Qual o limite entre a transparência e a inconveniência? Onde termina a vida pública e começa a vida privada? Até que ponto a imprensa tem o direito de lutar pela audiência em detrimento da privacidade das pessoas? Para ser repórter é preciso ser chato?
Qualquer dia desses vou perguntar a algum jornalista se está na grade curricular da faculdade de comunicações uma cadeira que ensina a como ser chato e inconveniente. Se há um juramento de deturpar os fatos nem que isso venha a prejudicar gravemente alguém inocente. Se o repórter tem o direito de ridicularizar as pessoas ou deixá-las constrangidas. Se ele pode distorcer os fatos, modificando, através da retórica, o conteúdo de uma notícia, tornando-a mais viável para despertar a atenção do grande público.
A verdade é que o livro 1984, de George Orwell, tornou-se uma profecia e sua simbologia se efetiva, hoje, através dos meios de vigilância, seja da imprensa, seja da internet, ou da polícia e dos próprios sistemas de inteligência dos governos. O grande irmão está de olho e você não está livre para viver discretamente, principalmente de for alguém de vida pública. Alguém diria: O controle das pessoas é bom porque assim evita-se crimes. Isso seria bom se soubéssemos quem poderia cometer um crime a qualquer momento. Porém, a maior parte da população, principalmente as personalidades públicas, são pessoas pacíficas, que querem fazer sucesso, naturalmente, mas, também, querem ter sua privacidade. Claro que algumas querem estar em evidência nem que seja de forma ridícula.
Há uma guerra no mundo da imprensa. Uma guerra pela audiência. Esta atrai anunciantes que trazem dinheiro e isto é o que interessa, porque o poder emana do dinheiro. E quem não se submeter a esse princípio será perseguido até ser destruído. E a massa acredita, pois os comunicadores são charmosos, eloquentes e transmitem muita credibilidade. Claro que nem tudo é manipulação. Há os momentos importantes, em que a imprensa é fundamental para o esclarecimento de fatos. O que merece retificação é o excesso. Os meios de comunicação se excedem, porque a audiência é mais importante do que a verdade. É esta inversão que torna questionável as atitudes de jornalistas e seus patrões.

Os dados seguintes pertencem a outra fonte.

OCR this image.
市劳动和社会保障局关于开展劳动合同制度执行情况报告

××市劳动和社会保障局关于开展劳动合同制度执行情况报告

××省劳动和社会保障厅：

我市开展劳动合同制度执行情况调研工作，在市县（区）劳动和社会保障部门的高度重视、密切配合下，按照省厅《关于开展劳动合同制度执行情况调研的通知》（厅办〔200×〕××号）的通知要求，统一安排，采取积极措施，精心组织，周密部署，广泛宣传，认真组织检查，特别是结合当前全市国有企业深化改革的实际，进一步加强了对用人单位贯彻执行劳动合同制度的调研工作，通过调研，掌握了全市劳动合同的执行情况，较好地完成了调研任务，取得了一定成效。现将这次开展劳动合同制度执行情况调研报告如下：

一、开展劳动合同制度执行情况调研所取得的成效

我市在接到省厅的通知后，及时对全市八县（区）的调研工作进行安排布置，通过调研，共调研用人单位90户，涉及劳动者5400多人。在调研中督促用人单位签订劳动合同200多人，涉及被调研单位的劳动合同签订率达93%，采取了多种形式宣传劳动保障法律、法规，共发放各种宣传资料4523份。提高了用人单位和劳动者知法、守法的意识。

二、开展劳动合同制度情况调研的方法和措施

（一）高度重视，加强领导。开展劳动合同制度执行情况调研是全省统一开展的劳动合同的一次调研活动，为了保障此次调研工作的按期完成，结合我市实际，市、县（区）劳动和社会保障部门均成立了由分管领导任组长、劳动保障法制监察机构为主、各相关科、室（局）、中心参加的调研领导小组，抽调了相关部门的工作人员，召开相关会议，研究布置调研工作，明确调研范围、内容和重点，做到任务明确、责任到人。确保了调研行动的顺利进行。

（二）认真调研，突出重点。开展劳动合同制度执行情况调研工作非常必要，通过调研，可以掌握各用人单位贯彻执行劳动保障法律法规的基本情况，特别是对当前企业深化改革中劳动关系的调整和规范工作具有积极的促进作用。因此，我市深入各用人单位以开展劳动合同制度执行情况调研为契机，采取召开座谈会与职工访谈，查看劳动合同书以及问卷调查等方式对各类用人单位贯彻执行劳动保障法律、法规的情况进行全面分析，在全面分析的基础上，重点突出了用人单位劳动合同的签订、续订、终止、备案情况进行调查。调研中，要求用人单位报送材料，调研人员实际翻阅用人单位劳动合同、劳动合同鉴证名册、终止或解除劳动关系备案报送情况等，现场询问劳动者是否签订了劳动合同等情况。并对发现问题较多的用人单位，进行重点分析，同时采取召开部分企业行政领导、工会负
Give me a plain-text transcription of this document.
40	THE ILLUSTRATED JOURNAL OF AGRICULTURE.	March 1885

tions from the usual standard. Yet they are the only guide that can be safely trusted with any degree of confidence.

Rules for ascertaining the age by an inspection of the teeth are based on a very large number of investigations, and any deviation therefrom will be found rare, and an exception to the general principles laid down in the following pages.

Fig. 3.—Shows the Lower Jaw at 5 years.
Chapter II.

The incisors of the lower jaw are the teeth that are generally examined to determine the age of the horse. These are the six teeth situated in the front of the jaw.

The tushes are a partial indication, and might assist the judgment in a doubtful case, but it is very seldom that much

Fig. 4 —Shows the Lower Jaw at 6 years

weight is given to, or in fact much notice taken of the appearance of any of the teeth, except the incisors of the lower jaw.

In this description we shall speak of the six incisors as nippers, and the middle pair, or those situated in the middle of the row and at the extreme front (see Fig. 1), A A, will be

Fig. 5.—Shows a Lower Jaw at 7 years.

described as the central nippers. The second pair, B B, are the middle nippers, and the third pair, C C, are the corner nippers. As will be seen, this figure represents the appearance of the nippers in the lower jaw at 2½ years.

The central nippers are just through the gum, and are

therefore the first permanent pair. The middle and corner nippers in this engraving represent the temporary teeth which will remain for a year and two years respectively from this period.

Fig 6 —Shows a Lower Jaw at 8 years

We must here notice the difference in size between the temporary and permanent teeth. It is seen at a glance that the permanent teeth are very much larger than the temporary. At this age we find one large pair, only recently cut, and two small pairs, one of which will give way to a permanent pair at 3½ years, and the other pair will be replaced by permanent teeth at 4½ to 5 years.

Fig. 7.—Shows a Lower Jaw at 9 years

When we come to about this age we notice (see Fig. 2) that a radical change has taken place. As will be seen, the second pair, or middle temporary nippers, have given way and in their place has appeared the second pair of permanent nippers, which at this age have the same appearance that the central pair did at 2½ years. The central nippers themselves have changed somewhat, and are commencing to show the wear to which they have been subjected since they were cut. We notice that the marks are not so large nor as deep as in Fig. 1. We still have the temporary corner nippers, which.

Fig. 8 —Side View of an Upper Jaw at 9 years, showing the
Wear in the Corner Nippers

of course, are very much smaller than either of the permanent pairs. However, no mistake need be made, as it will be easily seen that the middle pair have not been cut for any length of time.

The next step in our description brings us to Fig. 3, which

O caso de Belchior é emblemático. Bem que o Fantástico poderia deixá-lo em paz. Como, se os programas das outras emissoras estão se aproximando no IBOPE? Logo a Globo que tem uma estrutura de amedrontar qualquer concorrente? Que pode vasculhar a vida de quem quer que seja e apresentar, como se fosse propriedade sua, com o charme sarcástico de seus apresentadores? Para mim é a psicopatia vestindo o manto da programação televisiva. A tragédia falada com a inflexão que beira um orgasmo da oratória. Belchior foi incomodado, e daí? O que interessa é que houve um incremento em alguns pontos do IBOPE e os anunciantes vão preferir o Fantástico.
Os números são hoje mais importantes do que a vida. A privacidade, a integridade, a individualidade, são direitos flexíveis, pois o que é determinante é o quanto cada um desses direitos vai contribuir para o aumento dos números. Seja nas estatísticas dos crimes, nas celebridades com problemas, na quantidade de espectadores que se interessarão por eles. E a imprensa, o famoso quarto poder, acaba por se transformar, em nome desses números, em um tirano, cuja ética se esgota na falsa intenção de buscar a transparência e a informação para o grande público.
Sou contra a censura, mas isso não implica em dizer que sou a favor da chatice, da inconveniência e da insensibilidade dos meios de comunicação, tratando a vida alheia como se fosse instrumento de manipulação para o incremento da audiência. Acredito que esta é uma discussão em aberto.